Lexmark's new program monitors printed data

Lexington-based Lexmark International on Thursday will unveil a new product that seeks to bolster security at companies by tracking how often and by whom certain documents are printed.

Called the Lexmark Secure Content Monitor, the software program stores an image of pages that are printed, scanned, copied or faxed on network-connected printers. The images are then run through an optical character-recognition program that takes the words off the page, so to speak. The words can then be compared automatically to a list of keywords that companies can set up to determine whether the documents contain sensitive information. If they do, an alert can be issued via email to notify someone of the printing.

When the document is viewed in the program, the keywords are highlighted and the total number of times they are included is also shown.

The entire process can be as quick as a few minutes.

"If it goes through the device, we're going to catch it," said software architect Michael Whitlock.

The program seeks to fill a hole in how sensitive information is monitored.

"Email and other communications are already being tracked," said Michael Vincent, worldwide solution marketing manager. "The big hole out there is paper-based documents, documents in your file folder and printouts.

"How are people tracking them? They're not today."

The program is not designed to run first and then only allow approved documents to print. Vincent said that would have decreased productivity using the printers.

"The way we're positioning it is as a monitoring solution, not a lock-down," he said.

Lexmark will initially target the offering to customers such as branches of government or companies in industries such as defense, manufacturing, health care and financial services.

"Those have the most to lose," Vincent explained, citing the importance of security in defense projects, new product development in manufacturing, and customer information in health care and finance. "But it can really apply to any business," he said.

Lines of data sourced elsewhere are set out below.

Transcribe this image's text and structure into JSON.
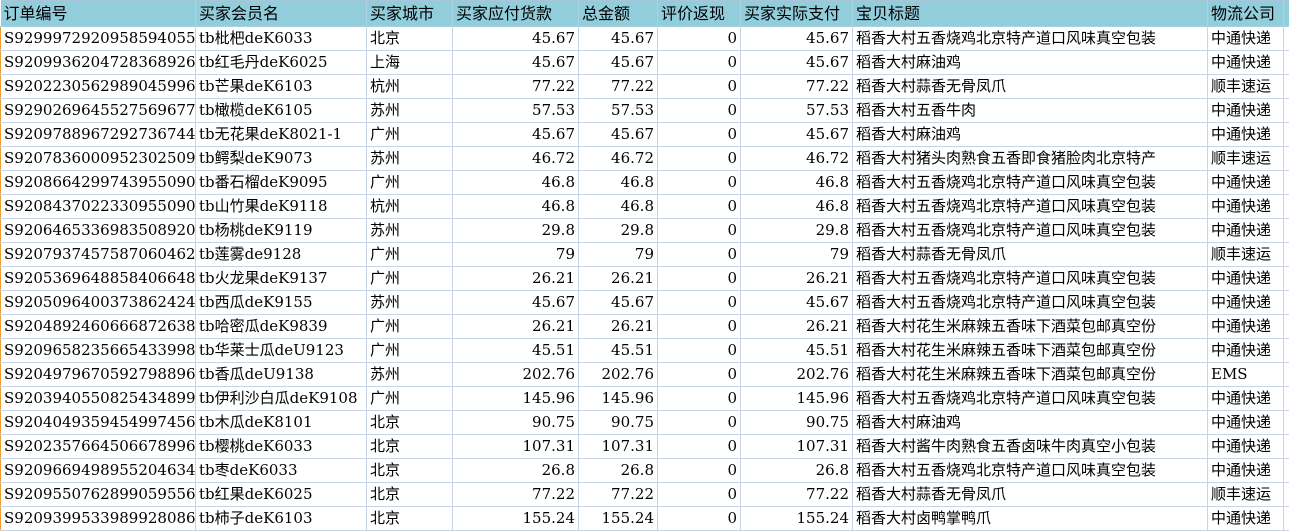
{
  "headers": [
    "订单编号",
    "买家会员名",
    "买家城市",
    "买家应付货款",
    "总金额",
    "评价返现",
    "买家实际支付",
    "宝贝标题",
    "物流公司"
  ],
  "rows": [
    [
      "S9299972920958594055",
      "tb枇杷deK6033",
      "北京",
      "45.67",
      "45.67",
      "0",
      "45.67",
      "稻香大村五香烧鸡北京特产道口风味真空包装",
      "中通快递"
    ],
    [
      "S9209936204728368926",
      "tb红毛丹deK6025",
      "上海",
      "45.67",
      "45.67",
      "0",
      "45.67",
      "稻香大村麻油鸡",
      "中通快递"
    ],
    [
      "S9202230562989045996",
      "tb芒果deK6103",
      "杭州",
      "77.22",
      "77.22",
      "0",
      "77.22",
      "稻香大村蒜香无骨凤爪",
      "顺丰速运"
    ],
    [
      "S9290269645527569677",
      "tb橄榄deK6105",
      "苏州",
      "57.53",
      "57.53",
      "0",
      "57.53",
      "稻香大村五香牛肉",
      "中通快递"
    ],
    [
      "S9209788967292736744",
      "tb无花果deK8021-1",
      "广州",
      "45.67",
      "45.67",
      "0",
      "45.67",
      "稻香大村麻油鸡",
      "中通快递"
    ],
    [
      "S9207836000952302509",
      "tb鳄梨deK9073",
      "苏州",
      "46.72",
      "46.72",
      "0",
      "46.72",
      "稻香大村猪头肉熟食五香即食猪脸肉北京特产",
      "顺丰速运"
    ],
    [
      "S9208664299743955090",
      "tb番石榴deK9095",
      "广州",
      "46.8",
      "46.8",
      "0",
      "46.8",
      "稻香大村五香烧鸡北京特产道口风味真空包装",
      "中通快递"
    ],
    [
      "S9208437022330955090",
      "tb山竹果deK9118",
      "杭州",
      "46.8",
      "46.8",
      "0",
      "46.8",
      "稻香大村五香烧鸡北京特产道口风味真空包装",
      "中通快递"
    ],
    [
      "S9206465336983508920",
      "tb杨桃deK9119",
      "苏州",
      "29.8",
      "29.8",
      "0",
      "29.8",
      "稻香大村五香烧鸡北京特产道口风味真空包装",
      "中通快递"
    ],
    [
      "S9207937457587060462",
      "tb莲雾de9128",
      "广州",
      "79",
      "79",
      "0",
      "79",
      "稻香大村蒜香无骨凤爪",
      "顺丰速运"
    ],
    [
      "S9205369648858406648",
      "tb火龙果deK9137",
      "广州",
      "26.21",
      "26.21",
      "0",
      "26.21",
      "稻香大村五香烧鸡北京特产道口风味真空包装",
      "中通快递"
    ],
    [
      "S9205096400373862424",
      "tb西瓜deK9155",
      "苏州",
      "45.67",
      "45.67",
      "0",
      "45.67",
      "稻香大村五香烧鸡北京特产道口风味真空包装",
      "中通快递"
    ],
    [
      "S9204892460666872638",
      "tb哈密瓜deK9839",
      "广州",
      "26.21",
      "26.21",
      "0",
      "26.21",
      "稻香大村花生米麻辣五香味下酒菜包邮真空份",
      "中通快递"
    ],
    [
      "S9209658235665433998",
      "tb华莱士瓜deU9123",
      "广州",
      "45.51",
      "45.51",
      "0",
      "45.51",
      "稻香大村花生米麻辣五香味下酒菜包邮真空份",
      "中通快递"
    ],
    [
      "S9204979670592798896",
      "tb香瓜deU9138",
      "苏州",
      "202.76",
      "202.76",
      "0",
      "202.76",
      "稻香大村花生米麻辣五香味下酒菜包邮真空份",
      "EMS"
    ],
    [
      "S9203940550825434899",
      "tb伊利沙白瓜deK9108",
      "广州",
      "145.96",
      "145.96",
      "0",
      "145.96",
      "稻香大村五香烧鸡北京特产道口风味真空包装",
      "中通快递"
    ],
    [
      "S9204049359454997456",
      "tb木瓜deK8101",
      "北京",
      "90.75",
      "90.75",
      "0",
      "90.75",
      "稻香大村麻油鸡",
      "中通快递"
    ],
    [
      "S9202357664506678996",
      "tb樱桃deK6033",
      "北京",
      "107.31",
      "107.31",
      "0",
      "107.31",
      "稻香大村酱牛肉熟食五香卤味牛肉真空小包装",
      "中通快递"
    ],
    [
      "S9209669498955204634",
      "tb枣deK6033",
      "北京",
      "26.8",
      "26.8",
      "0",
      "26.8",
      "稻香大村五香烧鸡北京特产道口风味真空包装",
      "中通快递"
    ],
    [
      "S9209550762899059556",
      "tb红果deK6025",
      "北京",
      "77.22",
      "77.22",
      "0",
      "77.22",
      "稻香大村蒜香无骨凤爪",
      "顺丰速运"
    ],
    [
      "S9209399533989928086",
      "tb柿子deK6103",
      "北京",
      "155.24",
      "155.24",
      "0",
      "155.24",
      "稻香大村卤鸭掌鸭爪",
      "中通快递"
    ]
  ]
}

In marketing the product, Lexmark cited a study by a business consulting firm, Navigant, that suggests the costs of dealing with data breaches are skyrocketing. Vincent noted that it is often unintentional actions by employees that lead to data breaches.

With the Lexmark Secure Content Monitor, a company's information security staff can tell who printed, copied, scanned or faxed a document, on which printer that action was done and what time, and if it was a copy, the number of copies created.

The program also lets users go back in and search for new keywords later instead of just being limited to a pro-active approach.

"It's not just let me find the word 'classified,' either," Vincent said. "It's let me find 'classified' if it's on the same page as something else."